ARMERO VUELVE Y JUEGA

La tragedia de Armero comienza a aparecer tan re­mota como si ya perteneciera a la leyenda. Buena parte de quienes lograron salvarse se encuentran diseminados en varios lugares de Colom­bia bajo el manto de la derrota. En algunos de los barrios de Ibagué es fácil tropezarse con los damnificados cuyas escenas de la hecatombe no han sido borradas de sus vidas. Son variados los esfuer­zos por reunificarlos para compartir siquiera los recuer­dos y la pobreza porque a pocos parece preocuparles su destino. Pero todo es inútil en un mundo donde las noti­cias del día tapan como el lodo las de ayer. Y de ese Armero de ayer quedan en forma marginal unos doce mil habitantes y otro tanto que estaba por fuera al momento de la trage­dia. Todos aquellos que resultaron con identificación o carné de Resurgir llegaron casi a veinte mil, provenien­tes de otros lugares del país y del mismo departamento porque vieron allí la posibilidad de levantar un auxilio, un lote, una casa, servicio médico y algunas nuevas es­peranzas. Para los sobrevivientes nada endulza sus momentos y el recuerdo de su pueblo es una penumbra lejana ence­rrada fantasmalmente en la melancolía. Todo parece pa­lidecido o borrado y en el fondo están las cosas sin alma o el alma misma de las cosas entre un himno precario de muerte, de quietud dolorosa, de multitud de pensa­mientos confusos y la voz de los recuerdos asomando en la conversaciones cotidianas. La memoria de los lugares es cariñosamente triste y las plegarias parecen ilusionar­los en un pronto retorno a los lugares de su inconsolable ruindad. Todo está prisionero en el ramaje del barro y sumidas en la opacidad, apresadas con la decoración de la som­bra gracias a una tempestad desconocida, a una angus­tia espantosa desde la noche siniestra que avanzó sobre ellos con su estertor de muerte en ritmos de avalancha. La evocación de quienes tendían la mano hacia el espa­cio pidiendo ser desaprisionados estaban aún siendo el símbolo. La gente atrapada entre zarzas de barro aullaba en la desesperanza con un angustiado sonido de terror sin un minuto para sentir siquiera resignación y sólo tratando de lograr misericordia. La que hoy es una hoguera lejana en el silencio de una desolación mayor, deja en los so­brevivientes el recuerdo imborrable de una tragedia que las palabras prenden a diario para que no se olvide su nombre y la derrota.

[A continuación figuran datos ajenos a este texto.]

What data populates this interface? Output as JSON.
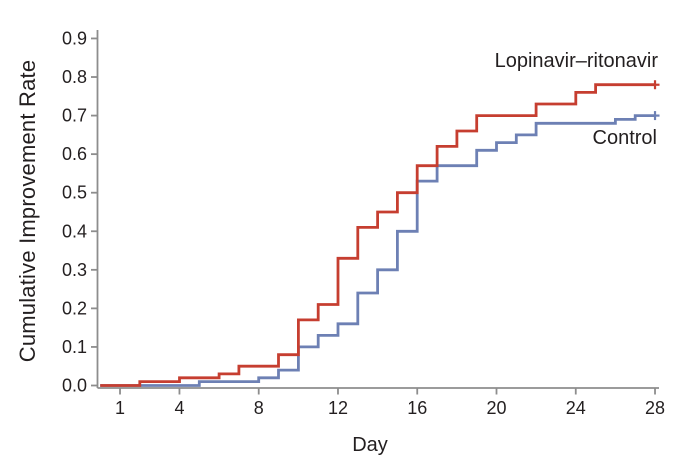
{
  "chart_data": {
    "type": "line",
    "subtype": "step-after",
    "title": "",
    "xlabel": "Day",
    "ylabel": "Cumulative Improvement Rate",
    "xlim": [
      0,
      28.3
    ],
    "ylim": [
      0.0,
      0.93
    ],
    "grid": false,
    "legend_position": "inline-curve-labels",
    "x_ticks": [
      1,
      4,
      8,
      12,
      16,
      20,
      24,
      28
    ],
    "y_ticks": [
      "0.0",
      "0.1",
      "0.2",
      "0.3",
      "0.4",
      "0.5",
      "0.6",
      "0.7",
      "0.8",
      "0.9"
    ],
    "series": [
      {
        "name": "Control",
        "color": "#6d80b4",
        "censored_at_end": true,
        "points": [
          [
            0,
            0.0
          ],
          [
            5,
            0.01
          ],
          [
            8,
            0.02
          ],
          [
            9,
            0.04
          ],
          [
            10,
            0.1
          ],
          [
            11,
            0.13
          ],
          [
            12,
            0.16
          ],
          [
            13,
            0.24
          ],
          [
            14,
            0.3
          ],
          [
            15,
            0.4
          ],
          [
            16,
            0.53
          ],
          [
            17,
            0.57
          ],
          [
            19,
            0.61
          ],
          [
            20,
            0.63
          ],
          [
            21,
            0.65
          ],
          [
            22,
            0.68
          ],
          [
            26,
            0.69
          ],
          [
            27,
            0.7
          ],
          [
            28,
            0.7
          ]
        ]
      },
      {
        "name": "Lopinavir–ritonavir",
        "color": "#c63e30",
        "censored_at_end": true,
        "points": [
          [
            0,
            0.0
          ],
          [
            2,
            0.01
          ],
          [
            4,
            0.02
          ],
          [
            6,
            0.03
          ],
          [
            7,
            0.05
          ],
          [
            9,
            0.08
          ],
          [
            10,
            0.17
          ],
          [
            11,
            0.21
          ],
          [
            12,
            0.33
          ],
          [
            13,
            0.41
          ],
          [
            14,
            0.45
          ],
          [
            15,
            0.5
          ],
          [
            16,
            0.57
          ],
          [
            17,
            0.62
          ],
          [
            18,
            0.66
          ],
          [
            19,
            0.7
          ],
          [
            22,
            0.73
          ],
          [
            24,
            0.76
          ],
          [
            25,
            0.78
          ],
          [
            28,
            0.78
          ]
        ]
      }
    ]
  },
  "colors": {
    "background": "#ffffff",
    "axis": "#8d8d8d",
    "text": "#231f20",
    "lopinavir_line": "#c63e30",
    "control_line": "#6d80b4"
  }
}
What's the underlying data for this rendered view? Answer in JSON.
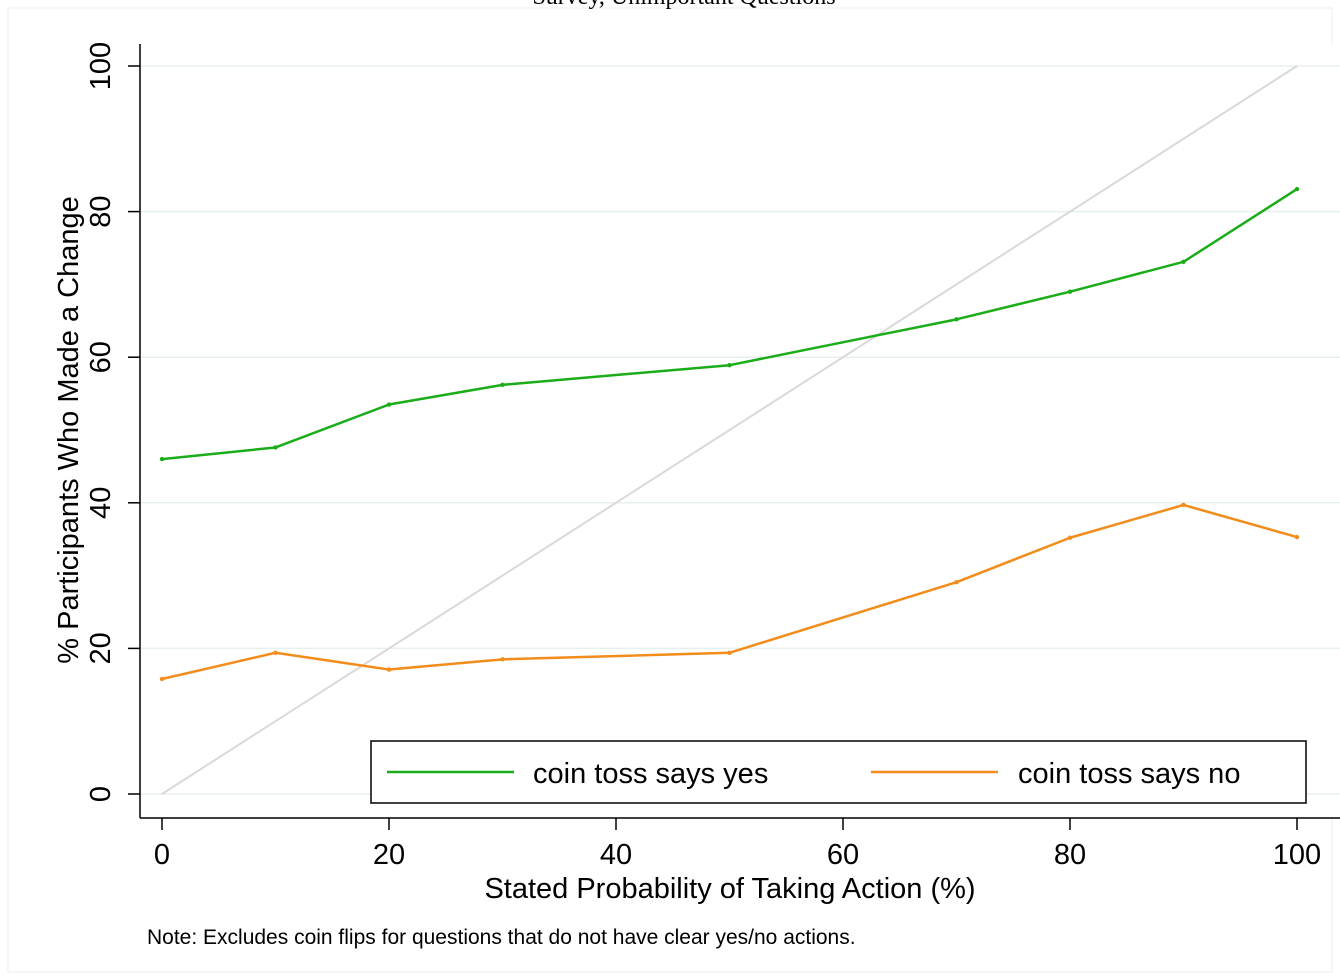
{
  "chart_data": {
    "type": "line",
    "title": "Survey, Unimportant Questions",
    "xlabel": "Stated Probability of Taking Action (%)",
    "ylabel": "% Participants Who Made a Change",
    "note": "Note: Excludes coin flips for questions that do not have clear yes/no actions.",
    "xlim": [
      0,
      100
    ],
    "ylim": [
      0,
      100
    ],
    "xticks": [
      0,
      20,
      40,
      60,
      80,
      100
    ],
    "yticks": [
      0,
      20,
      40,
      60,
      80,
      100
    ],
    "grid": true,
    "legend_position": "bottom-right",
    "reference_line": {
      "x": [
        0,
        10,
        20,
        30,
        40,
        50,
        60,
        70,
        80,
        90,
        100
      ],
      "y": [
        0,
        10,
        20,
        30,
        40,
        50,
        60,
        70,
        80,
        90,
        100
      ],
      "color": "#d9d9d9"
    },
    "series": [
      {
        "name": "coin toss says yes",
        "color": "#1aad19",
        "x": [
          0,
          10,
          20,
          30,
          50,
          70,
          80,
          90,
          100
        ],
        "y": [
          46.0,
          47.6,
          53.5,
          56.2,
          58.9,
          65.2,
          69.0,
          73.1,
          83.1
        ]
      },
      {
        "name": "coin toss says no",
        "color": "#f28c1b",
        "x": [
          0,
          10,
          20,
          30,
          50,
          70,
          80,
          90,
          100
        ],
        "y": [
          15.8,
          19.4,
          17.1,
          18.5,
          19.4,
          29.1,
          35.2,
          39.7,
          35.3
        ]
      }
    ]
  }
}
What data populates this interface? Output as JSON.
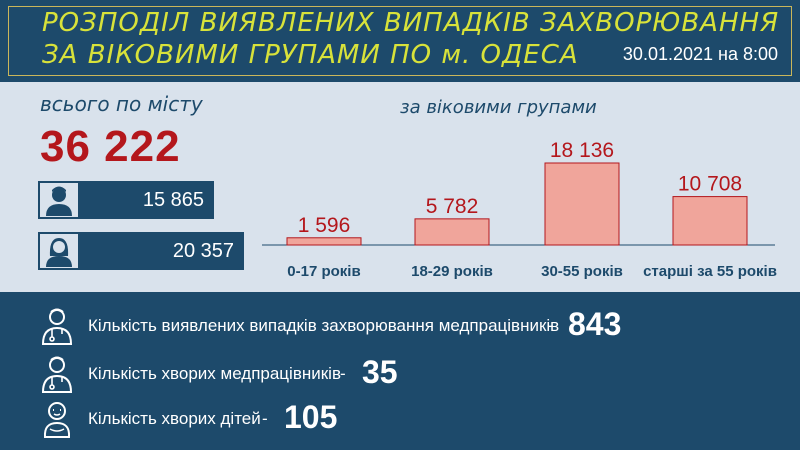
{
  "header": {
    "title_line1": "РОЗПОДІЛ ВИЯВЛЕНИХ ВИПАДКІВ ЗАХВОРЮВАННЯ",
    "title_line2": "ЗА ВІКОВИМИ ГРУПАМИ ПО м. ОДЕСА",
    "date": "30.01.2021 на 8:00"
  },
  "total": {
    "label": "всього по місту",
    "value": "36 222",
    "male": {
      "icon": "male-person-icon",
      "value": "15 865"
    },
    "female": {
      "icon": "female-person-icon",
      "value": "20 357"
    }
  },
  "stats": [
    {
      "icon": "doctor-icon",
      "text": "Кількість виявлених випадків захворювання медпрацівників",
      "dash": "-",
      "value": "843"
    },
    {
      "icon": "doctor-icon",
      "text": "Кількість хворих медпрацівників",
      "dash": "-",
      "value": "35"
    },
    {
      "icon": "baby-icon",
      "text": "Кількість хворих дітей",
      "dash": "-",
      "value": "105"
    }
  ],
  "colors": {
    "header_bg": "#1d4a6b",
    "panel_bg": "#d9e2ec",
    "bar_fill": "#f0a59b",
    "bar_stroke": "#b4171c",
    "value_red": "#b4171c",
    "title_yellow": "#d8e23a"
  },
  "chart_data": {
    "type": "bar",
    "title": "за віковими групами",
    "categories": [
      "0-17 років",
      "18-29 років",
      "30-55 років",
      "старші за 55 років"
    ],
    "values": [
      1596,
      5782,
      18136,
      10708
    ],
    "value_labels": [
      "1 596",
      "5 782",
      "18 136",
      "10 708"
    ],
    "ylim": [
      0,
      18136
    ],
    "grid": false,
    "legend": "none"
  }
}
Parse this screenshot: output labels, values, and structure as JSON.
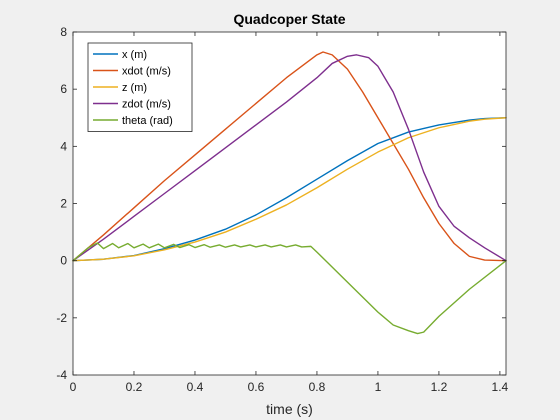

 De sus entrañas y de sus historias se produjeron varios libros, documentales, películas, estudios que se deshacen en medio del moho en fatigosos escritorios de profesores universitarios y por encima de eso el rutilante olvido, la indiferencia y apenas la evocación distraída cuando cada año se conmemoran doce meses más de la tragedia. Ahora cumplimos 29 años y queda por lo menos el ejemplo para que tantos damnificados de las nuevas desdichas que han desgarrado nuestro ánimo no sufran el mis­mo mal de la indiferencia. De manera usual cuando sucede una desdicha, el escándalo, las noticias, los titulares y la movilización tienen su impacto, pero días después alcanzan el olvido de la atención pública. Sin embargo no pocos afectados continúan ahogándose en los problemas que vienen luego de la ayuda inmediata. Todo parece apenas un recuerdo. Al fin y al cabo, como diría Borges, “Toda casa es un candelabro donde las vidas de los hombres arden como velas aisladas”.